Mutual chief calls for Treasury support for Share Bill and better PRA engagement

Martin Shaw - Association of Financial Mutuals

The Government has been urged to get behind the Mutual Redeemable Share Bill that was introduced by Lord Naseby in July.

That was the message from Martin Shaw, the chief executive of the Association of Financial Mutuals, speaking at the All Party Parliamentary Group on Insurance and Financial Services on Tuesday.

Asked by APPGIFS chairman Jonathan Evans to outline his "mutual wish-list", Shaw, pictured, said: "We need to get the same Government support that we got from the House of Lords [for the Bill] by the end of the Parliamentary term.

"There is a general sense that there is no lack of support for the concept. But by the same token there appears to be a reluctance from the Treasury to take on and champion the Bill. If there is one thing that I would like this group and the Treasury to do, it is to formally get behind and support this Bill."

Royal London head of corporate affairs Gareth Evans added that his organisation had thrown its "clout" behind the Bill, as it would "make it easier for [his firm] to raise capital" than it presently is.

As things stand, mutuals raise capital from retained earnings or borrowing and can't raise additional funds from their members or other external sources. The Bill, if passed, would create a legal framework for new redeemable shares to be issued in all types of industrial and provident society, friendly society and mutual insurers.

Earlier Shaw had admitted he was "frustrated" by the lack of support his members have so far received from the Treasury, despite the backing seen elsewhere for the likes of credit unions and building societies from the Department of Work and Pensions and Cabinet.

The session saw Evans ask Shaw whether the UK was out of kilter with regards the rest of Europe in terms of the numbers of mutual insurers.
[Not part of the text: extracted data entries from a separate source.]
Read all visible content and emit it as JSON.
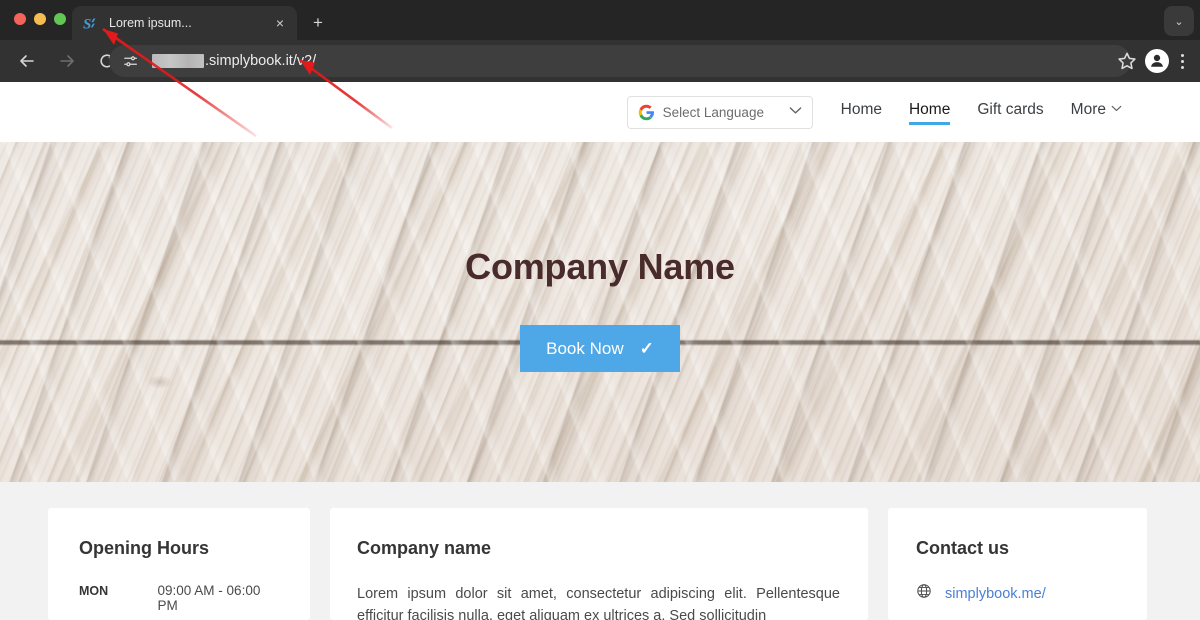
{
  "browser": {
    "window_controls": [
      "close",
      "minimize",
      "maximize"
    ],
    "tab": {
      "title": "Lorem ipsum...",
      "favicon": "simplybook-s-icon",
      "close_label": "×"
    },
    "new_tab_label": "+",
    "tabstrip_chevron": "⌄",
    "toolbar": {
      "back_label": "←",
      "forward_label": "→",
      "reload_label": "↻",
      "site_info_icon": "tune-icon",
      "url_prefix_redacted": true,
      "url_text": ".simplybook.it/v2/",
      "bookmark_icon": "star-icon",
      "profile_icon": "person-icon",
      "menu_icon": "kebab-menu-icon"
    }
  },
  "site": {
    "header": {
      "language_selector": {
        "label": "Select Language",
        "icon": "google-g-icon",
        "caret": "⌄"
      },
      "nav": [
        {
          "label": "Home",
          "active": false,
          "caret": ""
        },
        {
          "label": "Home",
          "active": true,
          "caret": ""
        },
        {
          "label": "Gift cards",
          "active": false,
          "caret": ""
        },
        {
          "label": "More",
          "active": false,
          "caret": "⌄"
        }
      ]
    },
    "hero": {
      "title": "Company Name",
      "button_label": "Book Now",
      "button_check": "✓",
      "button_color": "#4ea7e6",
      "title_color": "#4a2b2b"
    },
    "cards": {
      "opening_hours": {
        "title": "Opening Hours",
        "rows": [
          {
            "day": "MON",
            "time": "09:00 AM - 06:00 PM"
          }
        ]
      },
      "company": {
        "title": "Company name",
        "text": "Lorem ipsum dolor sit amet, consectetur adipiscing elit. Pellentesque efficitur facilisis nulla, eget aliquam ex ultrices a. Sed sollicitudin"
      },
      "contact": {
        "title": "Contact us",
        "icon": "globe-icon",
        "link_text": "simplybook.me/",
        "link_color": "#4a7fd4"
      }
    }
  },
  "annotations": {
    "color": "#e11b1b",
    "arrows": [
      {
        "name": "arrow-to-tab-favicon",
        "points_to": "tab favicon"
      },
      {
        "name": "arrow-to-url",
        "points_to": "address bar url"
      }
    ]
  }
}
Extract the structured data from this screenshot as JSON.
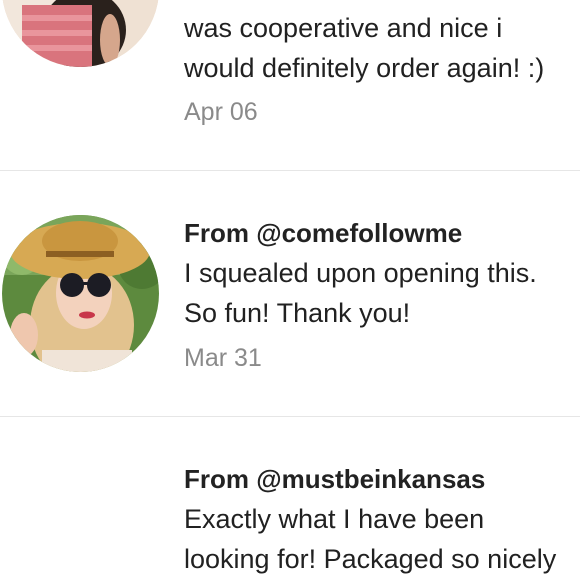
{
  "reviews": [
    {
      "line1": "was cooperative and nice i",
      "line2": "would definitely order again! :)",
      "date": "Apr 06",
      "avatar": "user-photo-pink-top"
    },
    {
      "from": "From @comefollowme",
      "line1": "I squealed upon opening this.",
      "line2": "So fun! Thank you!",
      "date": "Mar 31",
      "avatar": "user-photo-blonde-sun-hat-sunglasses"
    },
    {
      "from": "From @mustbeinkansas",
      "line1": "Exactly what I have been",
      "line2": "looking for! Packaged so nicely"
    }
  ]
}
The AFM chief told the group that in 1996 more than 50% of the domestic insurance sector was mutual, but that in the subsequent decade that number came down significantly as 90% of the sector demutualised.

However, Shaw insisted that customers had been the main losers of the trend, pointing to the fall in endowment payouts at Scottish Widows as symptomatic of the issues faced by policyholders of demutualised insurers.
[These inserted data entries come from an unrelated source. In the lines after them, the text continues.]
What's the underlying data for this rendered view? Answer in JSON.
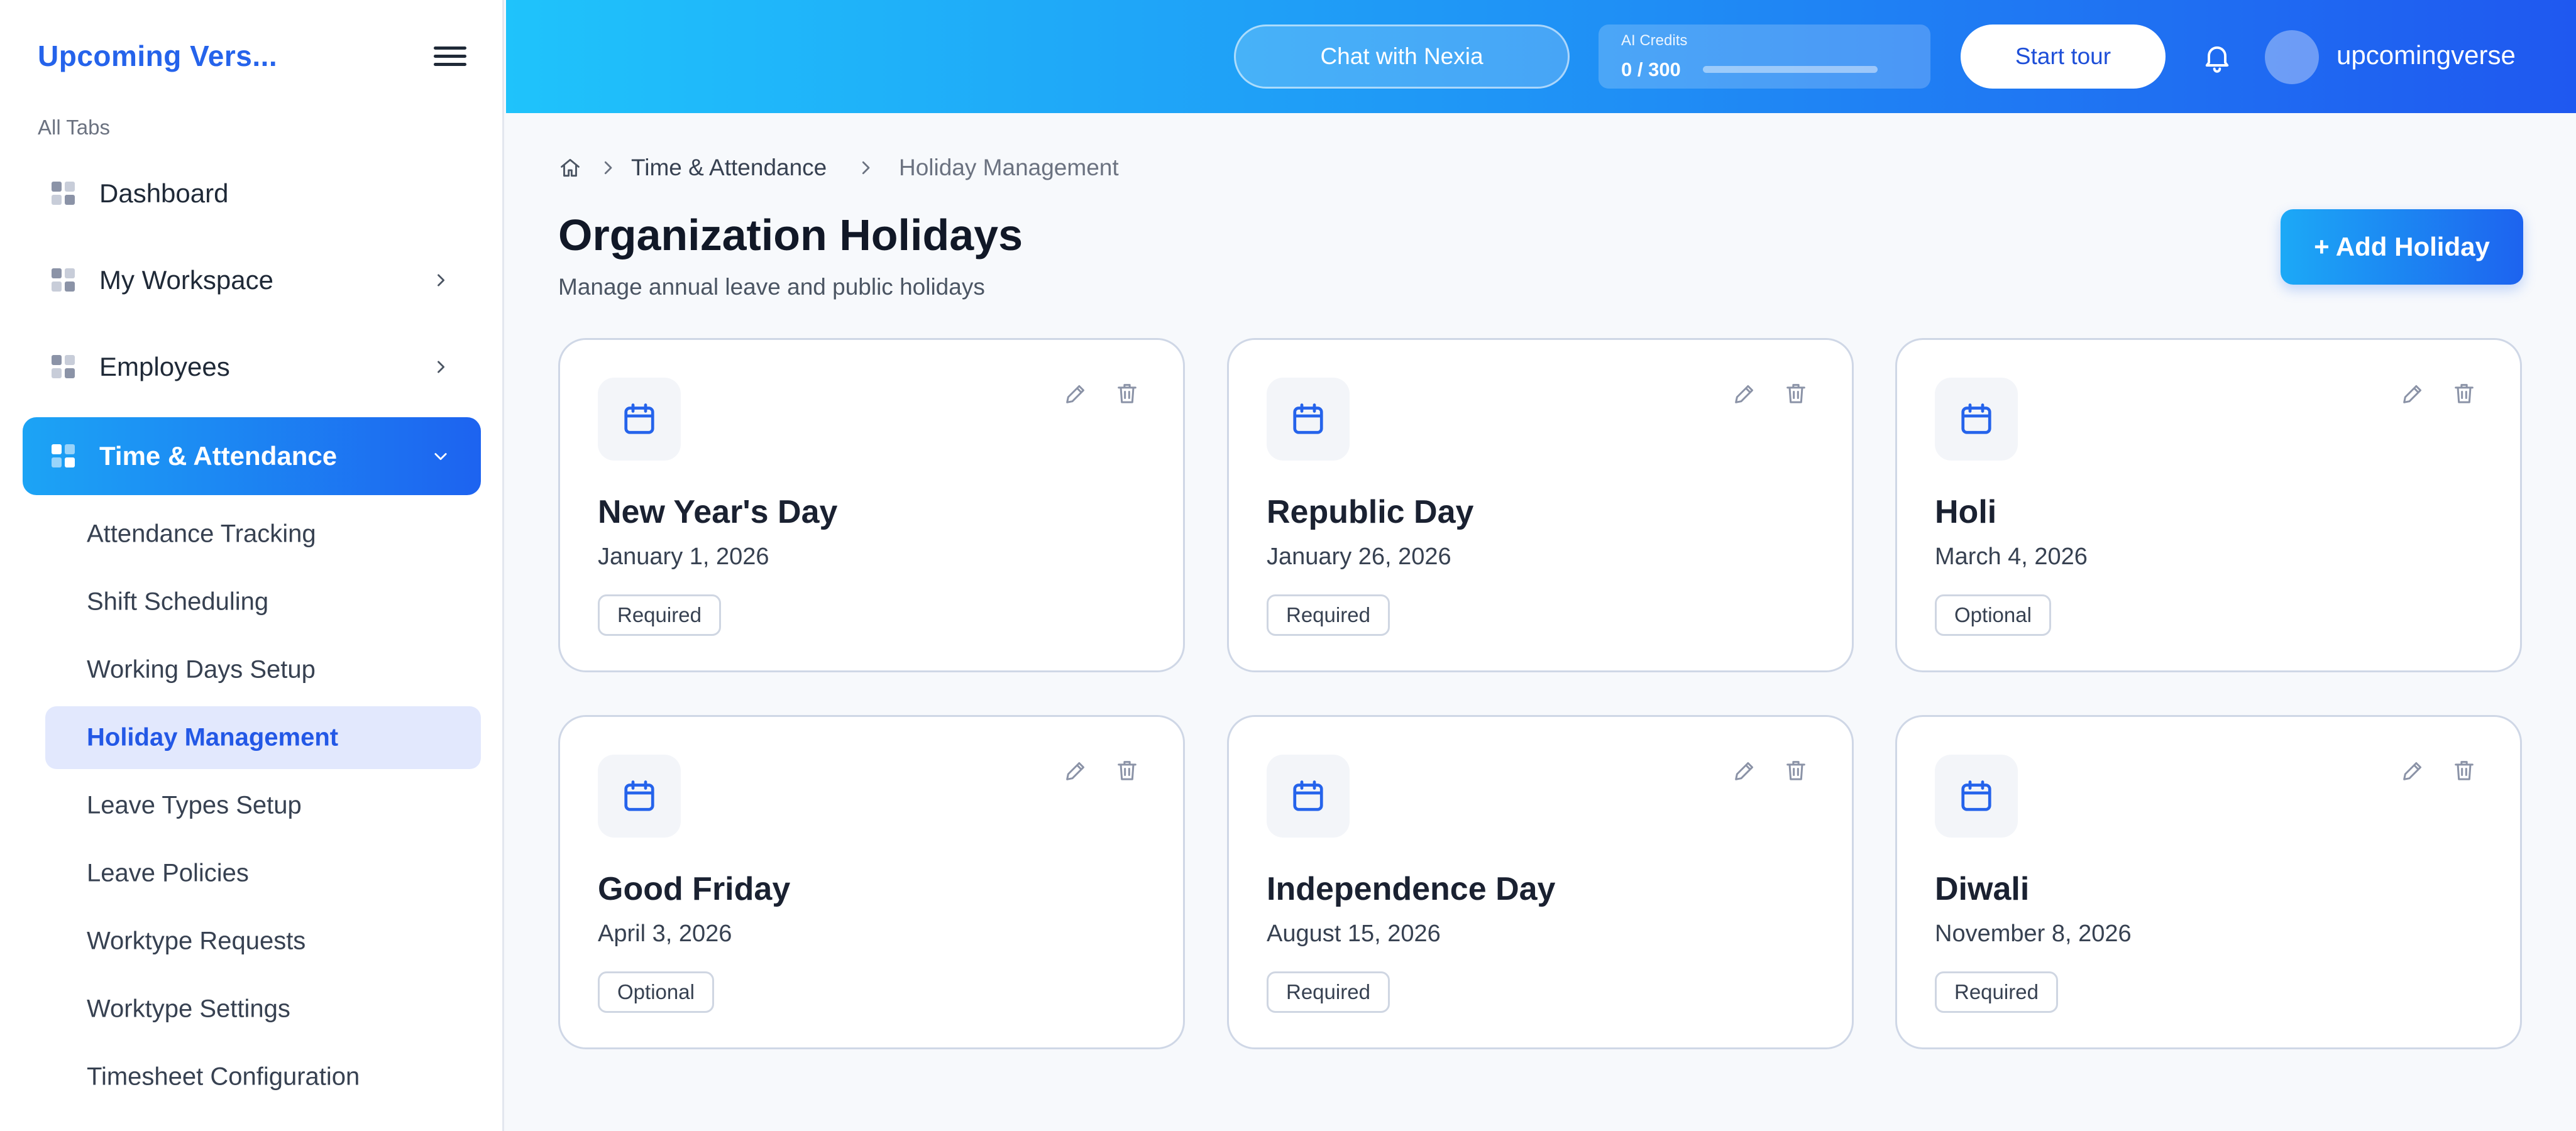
{
  "sidebar": {
    "brand": "Upcoming Vers...",
    "section_label": "All Tabs",
    "items": [
      {
        "label": "Dashboard"
      },
      {
        "label": "My Workspace"
      },
      {
        "label": "Employees"
      },
      {
        "label": "Time & Attendance"
      }
    ],
    "subitems": [
      {
        "label": "Attendance Tracking"
      },
      {
        "label": "Shift Scheduling"
      },
      {
        "label": "Working Days Setup"
      },
      {
        "label": "Holiday Management"
      },
      {
        "label": "Leave Types Setup"
      },
      {
        "label": "Leave Policies"
      },
      {
        "label": "Worktype Requests"
      },
      {
        "label": "Worktype Settings"
      },
      {
        "label": "Timesheet Configuration"
      }
    ]
  },
  "topbar": {
    "chat_label": "Chat with Nexia",
    "credits_label": "AI Credits",
    "credits_value": "0 / 300",
    "credits_fraction": 0,
    "tour_label": "Start tour",
    "username": "upcomingverse"
  },
  "breadcrumb": {
    "parent": "Time & Attendance",
    "current": "Holiday Management"
  },
  "page": {
    "title": "Organization Holidays",
    "subtitle": "Manage annual leave and public holidays",
    "add_label": "+ Add Holiday"
  },
  "holidays": [
    {
      "name": "New Year's Day",
      "date": "January 1, 2026",
      "type": "Required"
    },
    {
      "name": "Republic Day",
      "date": "January 26, 2026",
      "type": "Required"
    },
    {
      "name": "Holi",
      "date": "March 4, 2026",
      "type": "Optional"
    },
    {
      "name": "Good Friday",
      "date": "April 3, 2026",
      "type": "Optional"
    },
    {
      "name": "Independence Day",
      "date": "August 15, 2026",
      "type": "Required"
    },
    {
      "name": "Diwali",
      "date": "November 8, 2026",
      "type": "Required"
    }
  ],
  "colors": {
    "accent": "#2563eb",
    "gradient_start": "#1fc3fb",
    "gradient_end": "#1f58f0",
    "active_subitem_bg": "#e2e8fd"
  },
  "icons": {
    "menu": "hamburger-icon",
    "nav": "grid-icon",
    "home": "home-icon",
    "holiday": "calendar-icon",
    "edit": "pencil-icon",
    "delete": "trash-icon",
    "notifications": "bell-icon"
  }
}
Shaw also admitted that since the inception of the twin peaks regulator, the mutual sector had seen more of an "imperfect position with the Prudential Regulatory Authority [in terms of understanding the regulatory challenges of these insurers] than the Financial Conduct Authority, in that at least the FCA was aware of its shortcomings and had taken time to engage with all areas of the industry". By contrast he added the PRA "had a lot to do".

Finally, both Shaw and Evans conceded that there was also work to be done in their own sector to engage with their members, with the "passive membership" seen as one of the factors behind the demise of Equitable Life.

Evans said that since he had been at Royal London it had introduced proxy voting, and charity donation promises to engage policyholders, but that it was "difficult to move" the member vote from the 7 to 7.5% range.

Shaw noted that his members were aware of the need to "improve dialogue away from the 200 page annual report and accounts", by changing "the narrative of reporting to demonstrate the value of [policyholder] membership."

Evans thought that "double figures should be the least of [their] target".